Pokémon Go, cette nouvelle saveur du mois, n’est qu’un exemple parmi d’autres illustrant que nous vivons désormais par procuration dans une sorte de bulle, en exode dans un univers parallèle où chercher refuge. Sans tomber dans la technophobie réactionnaire, force est d’admettre que l’ampleur du phénomène dépasse l’entendement. Le cinéaste Oliver Stone l’a même qualifié de nouveau totalitarisme tellement l’application de la marque Nintendo est intrusive pour la vie privée et contribue, par la bande, à créer les conditions d’une « société robot ». Comme il l’affirme, « ce jeu représente un nouveau stade dans l’invasion capitaliste de la vie privée. »
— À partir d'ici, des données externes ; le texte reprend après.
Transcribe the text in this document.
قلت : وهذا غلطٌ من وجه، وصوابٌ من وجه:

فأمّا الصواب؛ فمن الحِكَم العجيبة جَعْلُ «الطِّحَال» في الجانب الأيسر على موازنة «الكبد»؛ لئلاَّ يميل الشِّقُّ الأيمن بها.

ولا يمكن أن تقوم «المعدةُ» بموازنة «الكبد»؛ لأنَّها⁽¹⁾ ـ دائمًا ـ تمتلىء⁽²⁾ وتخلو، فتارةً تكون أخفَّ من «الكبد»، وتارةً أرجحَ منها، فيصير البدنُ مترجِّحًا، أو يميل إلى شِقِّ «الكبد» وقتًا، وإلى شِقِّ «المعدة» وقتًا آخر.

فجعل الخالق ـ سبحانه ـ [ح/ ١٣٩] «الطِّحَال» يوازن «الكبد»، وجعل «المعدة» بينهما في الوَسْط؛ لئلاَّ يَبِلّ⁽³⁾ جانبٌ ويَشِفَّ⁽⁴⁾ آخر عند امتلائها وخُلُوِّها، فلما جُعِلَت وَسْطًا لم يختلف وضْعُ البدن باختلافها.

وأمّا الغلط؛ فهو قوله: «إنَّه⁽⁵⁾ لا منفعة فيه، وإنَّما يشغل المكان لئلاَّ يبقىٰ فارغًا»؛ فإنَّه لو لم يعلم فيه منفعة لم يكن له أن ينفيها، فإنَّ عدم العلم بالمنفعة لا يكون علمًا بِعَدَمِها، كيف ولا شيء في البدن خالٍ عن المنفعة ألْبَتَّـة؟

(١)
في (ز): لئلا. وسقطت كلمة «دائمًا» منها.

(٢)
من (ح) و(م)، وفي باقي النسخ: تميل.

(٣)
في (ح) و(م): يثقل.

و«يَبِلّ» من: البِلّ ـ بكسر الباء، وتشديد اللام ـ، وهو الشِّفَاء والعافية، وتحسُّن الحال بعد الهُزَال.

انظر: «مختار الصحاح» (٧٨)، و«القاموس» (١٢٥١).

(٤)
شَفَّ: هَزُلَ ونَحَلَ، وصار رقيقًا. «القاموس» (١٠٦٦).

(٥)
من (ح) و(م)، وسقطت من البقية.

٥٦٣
Une légion de cyberzombies arpente désormais notre espace urbain (plus de 15 millions d’adeptes) scotchés à leur iPhone, chassant des créatures imaginaires au moyen de leur avatar. Le jeu suscite un tel engouement – d’ensorcellement pourrait-on dire – qu’un ami suggéra ironiquement de créer une application (Animal Go) permettant de repérer des animaux sauvages afin de susciter à nouveau l’intérêt pour la Nature! Le propos mérite qu’on s’y arrête. Ce monde numérique dont on nous chante les louanges permet-il véritablement « d’augmenter » la réalité ou nous conduit-il plutôt vers une fuite progressive, à un isolement quasi complet de l’essence des choses? Loin de nous ouvrir, cet univers superposé ne risque-t-il pas au contraire de restreindre notre champ de vision et nos perspectives de réflexion au point de nous entraîner dans un processus de déracinement de notre habitat véritable et d’une pensée incarnée?

Plusieurs penseurs de la technologie (Ellul, Heidegger, Arendt, Jonas, etc.) avaient aperçu ces périls en nous indiquant que ce qui pointe ultimement derrière la toute-puissance technique et notre fascination pour elle est un oubli fondamental de l’Être, une dissolution progressive de la Nature désormais purement objectivée réduite à un simple décor, à un réservoir de stock à extraire au plus vite afin d’éviter que les bourses folles du monde ne s’enfoncent davantage. Tout se passe en fait comme si un système idéologique impersonnel, muni d’un arsenal propagandiste sans pareil dans l’histoire de l’humanité, s’employait à travers un divertissement abrutissant à nous extraire du monde réel, qui s’offre pourtant à la contemplation désintéressée et à la découverte gratuite.

À l’heure de la sixième extinction massive, au moment même où les bélugas du Saint-Laurent lancent leur chant du cygne, pendant qu’une grande partie des espèces sauvages glisse chaque jour vers le néant et à l’instant où l’époque bascule dangereusement sur le plan politique, il est plus que temps de redevenir présent au monde. Au lieu de cela, nous nous laissons hameçonner par toute une industrie qui fait de nous – l’espèce soit disant le nec plus ultra de l’évolution – ses pantins écervelés, inconscients du grand effondrement qui s’amorce sous nos yeux.

La réflexion fondamentale et la révolution intérieure auxquelles nous sommes conviés de toute urgence pour la suite du monde est donc la suivante : serons-nous entraînés à nos dépens et à nos corps défendant vers l’avènement d’un nouveau paradigme technologique aliénant et totalitaire? Assisterons-nous, impuissants, à l’échec total de notre civilisation ou aurons-nous au contraire le courage et la clairvoyance de nous « réenraciner » de manière mesurée et humaine dans le seul espace habitable pour tous, et cela évidemment, sans le secours d’aucun Pikachu?